Quels leviers pour renforcer la sécurité alimentaire en Afrique?
Tout d’abord, je souhaite vous remercier pour votre présence à ce premier séminaire spécialisé sur les opportunités et les défis, en Afrique, pour les investissements privés agroalimentaires européens.
Ce séminaire arrive à un moment important pour la relation UE/Afrique dans le domaine agroalimentaire. Depuis les années 1980, l’aide publique au développement agricole a été divisée par deux, malgré l’augmentation globale de l’aide au développement. L’agriculture représentait 17% des programmes. Elle n’en représente plus que 6 ou 7%. L’agriculture était reléguée au second plan, au profit d’autres priorités politiques et économiques, malgré le défi de la faim dans le monde, du changement climatique ou encore du maintien de l’emploi dans les zones rurales.
Les émeutes de la faim, en 2007/2008, on fait reprendre conscience des enjeux liés à l’agriculture et des risques liés au sous-investissement. L’agriculture est redevenue une priorité. Il n’y a pas un jour qui passe sans qu’il y ait une référence à la sécurité alimentaire – en Egypte, dans l’Afrique Sub-Saharienne, le Sahel ou la Corne de l’Afrique…
La Communauté internationale a pris l’engagement de remettre l’agriculture au cœur de la politique de développement, notamment dans le cadre du G8 et du G20. L’Union européenne est mobilisée pour que le plan d’action mis en place dans le cadre du G20 soit appliqué de façon effective et qu’il implique également le secteur privé. Je reste impliqué dans ce processus de façon très active.
Ce retour de l’agriculture au premier plan devrait se traduire, dans les relations bilatérales entre l’Union européenne et l’Afrique, de façon concrète, par le biais d’un partenariat stratégique dans le domaine agricole. Le Sommet UE/Afrique d’avril 2014 ouvre une fenêtre pour travailler à un agenda commun.

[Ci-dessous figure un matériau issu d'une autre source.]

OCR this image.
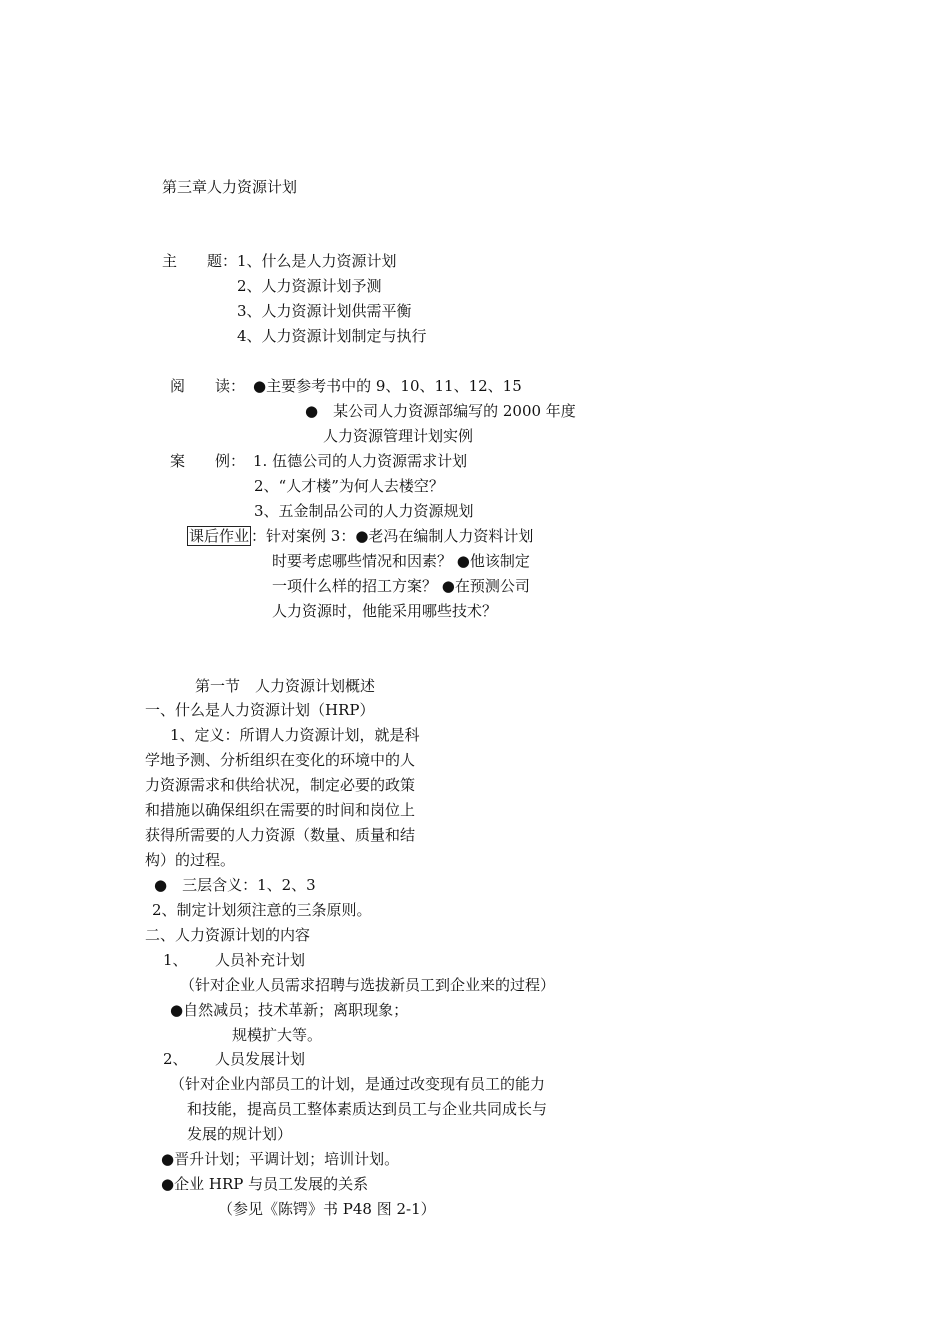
第三章人力资源计划
主　　题： 1、什么是人力资源计划
2、人力资源计划予测
3、人力资源计划供需平衡
4、人力资源计划制定与执行
阅　　读： ●主要参考书中的 9、10、11、12、15
●　某公司人力资源部编写的 2000 年度
人力资源管理计划实例
案　　例： 1. 伍德公司的人力资源需求计划
2、“人才楼”为何人去楼空？
3、五金制品公司的人力资源规划
课后作业 ：针对案例 3：●老冯在编制人力资料计划
时要考虑哪些情况和因素？ ●他该制定
一项什么样的招工方案？ ●在预测公司
人力资源时，他能采用哪些技术？
第一节　人力资源计划概述
一、什么是人力资源计划（HRP）
1、定义：所谓人力资源计划，就是科
学地予测、分析组织在变化的环境中的人
力资源需求和供给状况，制定必要的政策
和措施以确保组织在需要的时间和岗位上
获得所需要的人力资源（数量、质量和结
构）的过程。
●　三层含义：1、2、3
2、制定计划须注意的三条原则。
二、人力资源计划的内容
1、 人员补充计划
（针对企业人员需求招聘与选拔新员工到企业来的过程）
●自然减员；技术革新；离职现象；
规模扩大等。
2、 人员发展计划
（针对企业内部员工的计划，是通过改变现有员工的能力
和技能，提高员工整体素质达到员工与企业共同成长与
发展的规计划）
●晋升计划；平调计划；培训计划。
●企业 HRP 与员工发展的关系
（参见《陈锷》书 P48 图 2-1）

Et j’ajoute que le Sommet de Durban de fin mars qui réunissait les BRICS (Brésil, Russie, Inde, Chine, Afrique du Sud), montre l’importance, aussi pour l’Union européenne d’être présente dans ce débat sur la sécurité alimentaire et de ne pas tourner le dos à l’Afrique alors que d’autres parties du monde s’y intéressent de plus en plus. L’Europe reste un partenaire de premier plan et un des principaux donateurs pour la région. Mais il est important de participer à la nouvelle dynamique, en particulier dans la zone subsaharienne, avec des investissements possibles pour de nombreuses entreprises européennes. Beaucoup de coopératives ou d’entreprises, petites et moyennes, peuvent réaliser des investissements responsables dans le cadre d’une relation gagnant-gagnant avec des partenaires locaux.
La Communauté internationale peut créer une dynamique. Mais ce ne sont pas les institutions qui peuvent changer la réalité sur le terrain. Ce sont les acteurs locaux, régionaux, nationaux, les pouvoirs publics et les investisseurs privés qui peuvent véritablement changer la donne. Il est donc capital d’impliquer les agriculteurs individuels, les coopératives agricoles, les industries petites, moyennes et grandes des pays en développement et des pays développés. Et c’est le sens de la journée d’aujourd’hui qui est un point de départ.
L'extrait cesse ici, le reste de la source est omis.